Please note: you are viewing unit and programme information
for a past academic year. Please see the current academic year for up to date information.
| Unit name |
Biomechanics |
| Unit code |
MENGM6051 |
| Credit points |
10 |
| Level of study |
M/7
|
| Teaching block(s) |
Teaching Block 1 (weeks 1 - 12)
|
| Unit director |
Dr. J Burn |
| Open unit status |
Not open |
| Pre-requisites |
MENG31101 Heat Transfer
|
| Co-requisites |
none
|
| School/department |
School of Electrical, Electronic and Mechanical Engineering |
| Faculty |
Faculty of Engineering |
Description including Unit Aims
Biomechanics is the analysis of living systems using the principles of mechanics. It is an area of science and not to be confused with biomedical engineering (engineering medical products) or biomimetics (nature inspired engineering). The Unit is designed to give mechanical engineers an introduction to some key skills and principles in the life sciences. Benefits arise both from diversification of knowledge and being able to set engineering in a broader context. It is particularly relevant to students who do not want to pursue a career in the traditional areas of engineering design and manufacture. Work is organised around two themes, terrestrial locomotion in animals and bio-thermofluid mechanics in humans. These are discussed in the context of energetics, scaling, actuation and performance. A high standard of English language is required to obtain full benefit from the exercises in critical analysis and writing.
Intended Learning Outcomes
Students will:
- develop skills in critical analysis of scientific literature and science writing.
- acquire an insight into the fundamental principles of living systems and some of the parallels and contrasts between naturally evolved and engineered systems.
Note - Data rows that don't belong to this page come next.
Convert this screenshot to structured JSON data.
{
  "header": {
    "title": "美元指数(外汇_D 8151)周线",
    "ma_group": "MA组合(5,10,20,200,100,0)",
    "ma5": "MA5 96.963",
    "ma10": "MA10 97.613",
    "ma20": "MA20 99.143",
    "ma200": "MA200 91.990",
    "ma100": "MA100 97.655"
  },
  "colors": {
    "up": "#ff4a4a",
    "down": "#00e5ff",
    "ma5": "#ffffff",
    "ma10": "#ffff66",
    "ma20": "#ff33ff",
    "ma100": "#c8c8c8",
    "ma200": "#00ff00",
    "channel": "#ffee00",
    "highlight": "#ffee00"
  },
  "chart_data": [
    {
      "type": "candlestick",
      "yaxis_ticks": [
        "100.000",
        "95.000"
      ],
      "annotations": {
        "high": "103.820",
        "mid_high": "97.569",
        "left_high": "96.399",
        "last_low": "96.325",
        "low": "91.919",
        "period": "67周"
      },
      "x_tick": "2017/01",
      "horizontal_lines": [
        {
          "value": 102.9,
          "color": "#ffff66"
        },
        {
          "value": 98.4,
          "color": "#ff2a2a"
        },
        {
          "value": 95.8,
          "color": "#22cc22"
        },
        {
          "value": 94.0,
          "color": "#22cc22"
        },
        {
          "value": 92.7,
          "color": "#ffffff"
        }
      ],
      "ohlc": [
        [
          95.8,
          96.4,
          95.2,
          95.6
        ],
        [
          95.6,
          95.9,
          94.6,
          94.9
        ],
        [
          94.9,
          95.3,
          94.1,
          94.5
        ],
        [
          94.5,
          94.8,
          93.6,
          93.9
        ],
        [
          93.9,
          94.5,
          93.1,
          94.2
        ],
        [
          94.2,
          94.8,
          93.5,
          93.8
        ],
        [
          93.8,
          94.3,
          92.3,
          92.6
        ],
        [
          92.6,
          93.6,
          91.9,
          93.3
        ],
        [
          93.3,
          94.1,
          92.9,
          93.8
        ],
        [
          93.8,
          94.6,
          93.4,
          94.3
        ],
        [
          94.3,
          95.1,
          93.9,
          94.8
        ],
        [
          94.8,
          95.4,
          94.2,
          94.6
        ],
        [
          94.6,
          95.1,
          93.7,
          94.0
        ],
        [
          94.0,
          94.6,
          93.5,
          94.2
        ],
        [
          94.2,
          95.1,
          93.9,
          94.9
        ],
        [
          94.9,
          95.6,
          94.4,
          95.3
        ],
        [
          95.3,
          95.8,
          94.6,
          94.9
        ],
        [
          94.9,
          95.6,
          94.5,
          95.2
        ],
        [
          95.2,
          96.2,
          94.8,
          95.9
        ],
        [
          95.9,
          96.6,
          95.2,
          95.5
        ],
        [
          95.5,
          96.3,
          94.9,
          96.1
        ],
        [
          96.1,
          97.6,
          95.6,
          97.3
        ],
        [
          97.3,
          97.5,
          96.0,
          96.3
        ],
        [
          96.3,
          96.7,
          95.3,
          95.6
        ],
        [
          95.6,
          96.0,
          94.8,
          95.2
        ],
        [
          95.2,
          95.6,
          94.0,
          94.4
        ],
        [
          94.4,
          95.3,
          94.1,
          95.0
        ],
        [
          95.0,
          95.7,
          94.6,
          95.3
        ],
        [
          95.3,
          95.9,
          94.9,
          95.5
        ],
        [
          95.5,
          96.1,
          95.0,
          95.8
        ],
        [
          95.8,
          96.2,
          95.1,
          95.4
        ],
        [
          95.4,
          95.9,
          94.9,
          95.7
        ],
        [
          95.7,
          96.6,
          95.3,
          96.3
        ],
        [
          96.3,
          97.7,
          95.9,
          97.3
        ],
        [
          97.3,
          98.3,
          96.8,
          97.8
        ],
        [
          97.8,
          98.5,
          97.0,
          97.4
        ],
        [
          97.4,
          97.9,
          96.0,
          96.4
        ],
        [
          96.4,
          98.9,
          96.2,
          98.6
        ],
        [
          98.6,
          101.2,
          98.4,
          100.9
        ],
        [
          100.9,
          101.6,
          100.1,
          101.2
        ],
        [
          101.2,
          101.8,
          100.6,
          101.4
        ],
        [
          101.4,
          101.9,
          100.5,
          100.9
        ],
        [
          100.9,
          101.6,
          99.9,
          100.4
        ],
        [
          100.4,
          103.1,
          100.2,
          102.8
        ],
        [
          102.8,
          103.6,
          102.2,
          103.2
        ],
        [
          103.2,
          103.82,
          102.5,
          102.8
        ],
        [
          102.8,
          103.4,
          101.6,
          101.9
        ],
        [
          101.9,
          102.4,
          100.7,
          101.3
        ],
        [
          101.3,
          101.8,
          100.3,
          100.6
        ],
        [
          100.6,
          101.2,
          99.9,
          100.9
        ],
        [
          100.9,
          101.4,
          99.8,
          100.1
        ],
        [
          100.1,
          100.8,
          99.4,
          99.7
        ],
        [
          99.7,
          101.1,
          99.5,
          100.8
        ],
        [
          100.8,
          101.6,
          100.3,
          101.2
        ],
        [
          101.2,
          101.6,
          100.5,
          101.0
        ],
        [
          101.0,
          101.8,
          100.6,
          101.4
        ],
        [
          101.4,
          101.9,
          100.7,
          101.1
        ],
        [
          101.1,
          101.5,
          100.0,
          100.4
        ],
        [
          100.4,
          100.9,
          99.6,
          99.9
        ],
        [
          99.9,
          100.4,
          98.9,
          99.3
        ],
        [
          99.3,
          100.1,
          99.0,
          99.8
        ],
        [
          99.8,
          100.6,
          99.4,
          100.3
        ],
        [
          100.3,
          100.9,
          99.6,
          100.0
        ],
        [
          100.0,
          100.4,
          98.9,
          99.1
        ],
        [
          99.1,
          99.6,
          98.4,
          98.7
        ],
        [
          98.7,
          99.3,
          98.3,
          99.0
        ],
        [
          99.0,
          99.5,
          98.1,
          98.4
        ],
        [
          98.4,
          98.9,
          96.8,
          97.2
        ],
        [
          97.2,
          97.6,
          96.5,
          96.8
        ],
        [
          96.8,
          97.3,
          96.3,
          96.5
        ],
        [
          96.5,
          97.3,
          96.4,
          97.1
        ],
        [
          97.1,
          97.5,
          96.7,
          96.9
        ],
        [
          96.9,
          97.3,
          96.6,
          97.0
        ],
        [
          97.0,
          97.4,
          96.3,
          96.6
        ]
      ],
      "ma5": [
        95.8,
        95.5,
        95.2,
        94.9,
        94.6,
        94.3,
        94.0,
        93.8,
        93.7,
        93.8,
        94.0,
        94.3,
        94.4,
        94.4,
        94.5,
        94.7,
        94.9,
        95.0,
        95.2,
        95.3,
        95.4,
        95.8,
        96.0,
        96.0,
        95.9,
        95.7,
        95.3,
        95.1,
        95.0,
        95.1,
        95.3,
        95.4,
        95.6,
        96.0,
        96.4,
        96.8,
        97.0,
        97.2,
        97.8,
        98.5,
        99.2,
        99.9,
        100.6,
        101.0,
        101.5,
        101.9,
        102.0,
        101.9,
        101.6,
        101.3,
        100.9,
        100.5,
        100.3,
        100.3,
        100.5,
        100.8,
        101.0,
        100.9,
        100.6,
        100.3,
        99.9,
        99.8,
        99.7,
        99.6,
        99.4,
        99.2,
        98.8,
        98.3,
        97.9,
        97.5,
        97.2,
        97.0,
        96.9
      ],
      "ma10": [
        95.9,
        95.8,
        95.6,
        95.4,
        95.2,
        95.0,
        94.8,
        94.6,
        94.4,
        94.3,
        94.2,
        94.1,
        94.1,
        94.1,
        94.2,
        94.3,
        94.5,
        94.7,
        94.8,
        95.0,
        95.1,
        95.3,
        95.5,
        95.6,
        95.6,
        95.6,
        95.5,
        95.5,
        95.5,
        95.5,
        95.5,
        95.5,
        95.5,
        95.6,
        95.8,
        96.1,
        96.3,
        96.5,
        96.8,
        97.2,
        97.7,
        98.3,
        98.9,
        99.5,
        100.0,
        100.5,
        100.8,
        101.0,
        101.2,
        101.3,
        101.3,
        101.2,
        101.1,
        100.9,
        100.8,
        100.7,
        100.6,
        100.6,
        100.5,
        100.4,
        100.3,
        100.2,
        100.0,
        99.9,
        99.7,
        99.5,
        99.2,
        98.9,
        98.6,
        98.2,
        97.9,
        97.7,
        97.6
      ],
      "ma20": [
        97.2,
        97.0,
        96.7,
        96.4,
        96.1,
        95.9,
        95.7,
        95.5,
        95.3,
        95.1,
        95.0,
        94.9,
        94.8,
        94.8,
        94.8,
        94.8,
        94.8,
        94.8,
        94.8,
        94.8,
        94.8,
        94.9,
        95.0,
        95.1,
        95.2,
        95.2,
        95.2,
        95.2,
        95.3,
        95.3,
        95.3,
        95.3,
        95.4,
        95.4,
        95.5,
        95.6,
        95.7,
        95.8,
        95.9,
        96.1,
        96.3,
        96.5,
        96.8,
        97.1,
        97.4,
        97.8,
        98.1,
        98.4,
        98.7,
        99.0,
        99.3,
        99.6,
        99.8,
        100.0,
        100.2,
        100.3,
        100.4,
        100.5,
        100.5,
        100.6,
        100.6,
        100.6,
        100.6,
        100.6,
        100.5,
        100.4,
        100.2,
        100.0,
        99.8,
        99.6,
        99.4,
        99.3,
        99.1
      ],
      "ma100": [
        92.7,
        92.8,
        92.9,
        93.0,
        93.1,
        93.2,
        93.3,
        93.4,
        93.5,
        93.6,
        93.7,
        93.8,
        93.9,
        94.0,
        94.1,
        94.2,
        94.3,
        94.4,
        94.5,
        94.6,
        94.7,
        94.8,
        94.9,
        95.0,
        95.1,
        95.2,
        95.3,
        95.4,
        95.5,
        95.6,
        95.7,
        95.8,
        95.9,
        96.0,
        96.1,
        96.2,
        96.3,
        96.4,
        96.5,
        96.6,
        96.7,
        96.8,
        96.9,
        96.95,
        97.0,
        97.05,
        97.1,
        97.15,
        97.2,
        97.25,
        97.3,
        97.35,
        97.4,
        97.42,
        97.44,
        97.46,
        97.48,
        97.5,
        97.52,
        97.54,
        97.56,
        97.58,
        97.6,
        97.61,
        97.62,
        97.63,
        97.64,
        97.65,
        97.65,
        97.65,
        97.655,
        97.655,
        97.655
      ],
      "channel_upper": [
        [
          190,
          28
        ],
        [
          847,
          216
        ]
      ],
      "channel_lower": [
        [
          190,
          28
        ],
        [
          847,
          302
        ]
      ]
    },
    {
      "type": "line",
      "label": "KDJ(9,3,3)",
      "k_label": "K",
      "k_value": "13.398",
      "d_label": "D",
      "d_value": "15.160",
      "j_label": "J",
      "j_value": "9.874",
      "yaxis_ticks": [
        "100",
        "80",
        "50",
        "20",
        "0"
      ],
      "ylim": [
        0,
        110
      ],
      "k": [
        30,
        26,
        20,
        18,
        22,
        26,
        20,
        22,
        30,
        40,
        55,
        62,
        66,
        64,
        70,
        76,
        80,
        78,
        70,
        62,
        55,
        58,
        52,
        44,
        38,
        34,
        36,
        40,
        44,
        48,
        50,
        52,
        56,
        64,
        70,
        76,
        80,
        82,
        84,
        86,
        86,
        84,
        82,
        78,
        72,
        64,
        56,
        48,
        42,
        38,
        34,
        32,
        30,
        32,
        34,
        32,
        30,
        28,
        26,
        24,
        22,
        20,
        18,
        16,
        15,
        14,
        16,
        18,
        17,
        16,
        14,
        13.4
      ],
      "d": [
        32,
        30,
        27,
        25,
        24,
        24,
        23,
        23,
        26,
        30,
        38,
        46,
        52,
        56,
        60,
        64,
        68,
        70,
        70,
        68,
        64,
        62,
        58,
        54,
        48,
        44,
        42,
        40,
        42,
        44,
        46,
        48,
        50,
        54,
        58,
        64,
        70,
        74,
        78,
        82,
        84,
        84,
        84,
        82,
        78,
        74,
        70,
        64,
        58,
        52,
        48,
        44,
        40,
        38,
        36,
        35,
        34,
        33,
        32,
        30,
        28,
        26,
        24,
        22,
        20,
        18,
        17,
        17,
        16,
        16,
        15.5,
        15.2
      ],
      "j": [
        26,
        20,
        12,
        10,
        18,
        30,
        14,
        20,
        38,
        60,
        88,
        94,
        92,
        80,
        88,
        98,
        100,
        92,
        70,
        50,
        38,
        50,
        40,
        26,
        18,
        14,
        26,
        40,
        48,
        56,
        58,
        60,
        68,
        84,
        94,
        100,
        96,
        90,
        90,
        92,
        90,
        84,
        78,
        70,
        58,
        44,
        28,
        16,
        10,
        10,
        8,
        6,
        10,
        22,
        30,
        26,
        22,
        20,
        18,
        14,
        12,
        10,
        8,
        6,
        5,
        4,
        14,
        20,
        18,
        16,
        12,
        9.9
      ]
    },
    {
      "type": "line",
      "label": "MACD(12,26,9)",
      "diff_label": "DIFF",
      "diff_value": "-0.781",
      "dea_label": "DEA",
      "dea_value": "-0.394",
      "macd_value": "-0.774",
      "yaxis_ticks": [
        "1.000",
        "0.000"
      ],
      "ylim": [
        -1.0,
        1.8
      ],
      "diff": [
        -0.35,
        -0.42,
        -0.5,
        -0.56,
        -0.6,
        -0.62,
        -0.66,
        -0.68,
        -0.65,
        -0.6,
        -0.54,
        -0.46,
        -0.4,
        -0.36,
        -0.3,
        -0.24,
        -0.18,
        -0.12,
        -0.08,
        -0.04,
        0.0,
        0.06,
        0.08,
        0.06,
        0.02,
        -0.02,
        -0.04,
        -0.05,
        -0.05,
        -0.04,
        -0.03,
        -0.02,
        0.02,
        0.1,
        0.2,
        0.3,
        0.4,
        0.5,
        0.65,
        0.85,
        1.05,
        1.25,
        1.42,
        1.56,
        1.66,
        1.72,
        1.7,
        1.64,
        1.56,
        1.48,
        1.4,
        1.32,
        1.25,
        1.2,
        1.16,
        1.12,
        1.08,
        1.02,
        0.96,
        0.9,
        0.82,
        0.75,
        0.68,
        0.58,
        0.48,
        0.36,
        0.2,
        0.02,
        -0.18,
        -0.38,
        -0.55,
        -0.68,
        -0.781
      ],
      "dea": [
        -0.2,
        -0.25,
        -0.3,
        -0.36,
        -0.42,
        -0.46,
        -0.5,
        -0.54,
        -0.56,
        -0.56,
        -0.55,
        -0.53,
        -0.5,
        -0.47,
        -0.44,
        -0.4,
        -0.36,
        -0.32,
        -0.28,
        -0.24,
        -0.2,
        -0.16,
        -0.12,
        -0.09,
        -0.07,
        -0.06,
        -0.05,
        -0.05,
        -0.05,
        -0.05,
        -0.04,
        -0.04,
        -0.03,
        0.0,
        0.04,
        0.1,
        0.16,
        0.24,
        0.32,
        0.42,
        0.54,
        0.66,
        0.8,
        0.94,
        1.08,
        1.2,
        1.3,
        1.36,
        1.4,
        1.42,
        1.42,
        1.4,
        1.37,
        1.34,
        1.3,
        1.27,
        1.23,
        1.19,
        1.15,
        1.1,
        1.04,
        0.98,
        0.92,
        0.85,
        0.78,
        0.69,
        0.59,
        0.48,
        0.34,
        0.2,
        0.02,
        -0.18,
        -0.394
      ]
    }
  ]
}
- gain familiarity with the key principles of animal locomotion and some major areas of biology, their associated experimental techniques and terminology.
- be able to formulate hypotheses and design experiments to understand the control and optimisation of animal movement.
- be able to perform calculations to answer questions about thermoregulation and cardio-respiratory mechanics in humans.
Teaching Information
Eight three-hour sessions which include workshops, discussions, seminars and tutorials.
Assessment Information
2-hour written exam (100 %)
Reading and References
- Nigg, B.M. & Herzog, W., Biomechanics of the Musculoskeletal System. (2007), 3rd ed., Wiley-Blackwell. ISBN-10: 0470017678. ISBN-13: 9780470017678.
- Winter, D.A., Biomechanics & Motor Control of Human Movement. (2009), 4th ed., Wiley & Sons. ISBN-10: 0470398183. ISBN-13: 9780470398180.
- Alexander, R.M., Principles of Animal Locomotion. (2003), Princeton University Press. ISBN-10: 0691126348. ISBN-13: 9780691126340.
- Schmidt-Nielsen, K., Scaling: Why Animal Size is so Important. (2008), 2st ed., Cambridge University Press. ISBN-10: 0521319870. ISBN-13: 9780521319874.
- McMahon, T.A., Muscles, Reflexes & Locomotion. (1984), Princeton University Press. ISBN-10: 069102376x. ISBN-13: 9780691023762.
- Biewener, A.A., Animal Locomotion. (2003), Oxford University Press. ISBN-10: 019850022x. ISBN-13: 9780198500223. – Core Text
- McGeown, J., Master Medicine: Physiology: A Clinical Core Text of Human Physiology with Self-Assessment. (2007), 3rd ed., Churchill Livingstone. ISBN-10: 0443102929. ISBN-13: 9780443102929.